Nachdem Eimer «die drei Martins», die Gemeindepräsidenten Martin Zuber, Martin Schwager und Martin Farner – in Abwesenheit zweier Martins – begrüsst hatte, begründete sie, weshalb sie sich im Stammertal auch wohlfühle. «Wenn man das Wort ‹Stammheimer› und meinen Namen ‹Eimer› anschaut, bin ich bei Ihnen sozusagen schon integriert und aufgenommen.»

Eine lange Freundschaft

Der Stammerberg trennt die drei Stammertaler Gemeinden von der Exklave des Kantons Schaffhausen im Norden nur räumlich. Denn jedes Jahr am «Bärchtelistag», am 2. Januar, wandert ein Grüppchen Steinerinnen und Steiner über diesen bewaldeten Berg ins Stammertal. Es sind dies (ehemalige) Mitarbeitende aus dem Rathaus, «die den traditionellen Marsch bei jedem Wetter unter die Füsse nehmen», erzählte Eimer den zahlreichen Gästen im Schwertgarten in Oberstammheim. Das Stammertal und Stein am Rhein verbinde sehr viel, «und wir können auf eine lange Nachbarschaft und Freundschaft zurückblicken».

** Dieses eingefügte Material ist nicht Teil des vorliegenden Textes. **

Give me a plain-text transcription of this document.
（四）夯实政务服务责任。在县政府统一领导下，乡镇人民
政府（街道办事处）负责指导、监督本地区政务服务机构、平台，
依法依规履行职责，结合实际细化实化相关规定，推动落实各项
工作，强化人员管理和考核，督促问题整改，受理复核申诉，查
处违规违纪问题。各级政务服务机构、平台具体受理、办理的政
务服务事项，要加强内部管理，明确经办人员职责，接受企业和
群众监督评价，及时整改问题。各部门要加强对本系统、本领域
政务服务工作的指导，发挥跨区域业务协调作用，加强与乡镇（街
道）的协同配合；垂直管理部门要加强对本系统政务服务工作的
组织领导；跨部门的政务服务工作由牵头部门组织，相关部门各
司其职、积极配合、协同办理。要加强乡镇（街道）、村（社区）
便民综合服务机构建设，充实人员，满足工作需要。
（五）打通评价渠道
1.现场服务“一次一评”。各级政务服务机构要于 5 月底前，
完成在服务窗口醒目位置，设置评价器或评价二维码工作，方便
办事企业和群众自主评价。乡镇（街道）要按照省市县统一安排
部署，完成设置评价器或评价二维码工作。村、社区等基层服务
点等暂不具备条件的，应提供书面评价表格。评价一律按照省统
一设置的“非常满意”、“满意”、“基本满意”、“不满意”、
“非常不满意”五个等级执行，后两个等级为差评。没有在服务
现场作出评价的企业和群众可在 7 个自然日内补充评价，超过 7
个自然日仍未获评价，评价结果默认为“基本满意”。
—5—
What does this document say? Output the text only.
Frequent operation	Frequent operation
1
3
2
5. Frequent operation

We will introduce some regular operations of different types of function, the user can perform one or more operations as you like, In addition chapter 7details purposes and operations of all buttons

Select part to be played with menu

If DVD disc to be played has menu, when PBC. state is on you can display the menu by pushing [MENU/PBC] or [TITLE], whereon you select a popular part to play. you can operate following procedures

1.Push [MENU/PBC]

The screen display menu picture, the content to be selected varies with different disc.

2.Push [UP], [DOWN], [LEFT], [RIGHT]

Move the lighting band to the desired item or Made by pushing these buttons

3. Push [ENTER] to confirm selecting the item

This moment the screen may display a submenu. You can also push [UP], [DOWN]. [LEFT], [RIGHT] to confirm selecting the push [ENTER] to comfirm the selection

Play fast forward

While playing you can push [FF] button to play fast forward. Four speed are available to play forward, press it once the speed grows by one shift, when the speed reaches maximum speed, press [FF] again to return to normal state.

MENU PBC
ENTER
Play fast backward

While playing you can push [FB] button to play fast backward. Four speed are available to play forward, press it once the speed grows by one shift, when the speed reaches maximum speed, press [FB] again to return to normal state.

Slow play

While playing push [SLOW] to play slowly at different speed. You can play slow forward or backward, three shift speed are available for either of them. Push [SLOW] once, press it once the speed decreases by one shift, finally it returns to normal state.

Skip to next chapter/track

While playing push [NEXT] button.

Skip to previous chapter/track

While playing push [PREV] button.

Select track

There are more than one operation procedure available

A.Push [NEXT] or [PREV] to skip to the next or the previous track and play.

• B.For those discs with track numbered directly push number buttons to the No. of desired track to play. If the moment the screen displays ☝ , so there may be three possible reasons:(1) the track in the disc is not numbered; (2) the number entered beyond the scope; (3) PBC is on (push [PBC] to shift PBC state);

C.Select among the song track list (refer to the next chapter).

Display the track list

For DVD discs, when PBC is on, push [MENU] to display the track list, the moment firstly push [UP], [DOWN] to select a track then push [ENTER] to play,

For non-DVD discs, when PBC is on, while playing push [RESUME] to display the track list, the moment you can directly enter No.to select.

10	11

«Stiefmütterlich behandelt»

Als Nachbarn habe man in der Vergangenheit zwar viel gestritten, «doch man hat immer wieder eine gemeinsame, gütliche Lösung gefunden». Stein am Rhein und die Stammertaler Gemeinden wechselten einst ihre Kantonszugehörigkeit. «Beide wurden damals nicht ihrem Wunschkanton zugeteilt.» Auch fühle man sich von den jeweiligen Kantonsregierungen «manchmal etwas stiefmütterlich behandelt». Aber: «Bei uns ist es nachts noch dunkel, und auch tagsüber gibt es ruhige, stille Orte.» Ausser gestern. Da war es wegen des Feuerwerks etwas lauter und heller als sonst.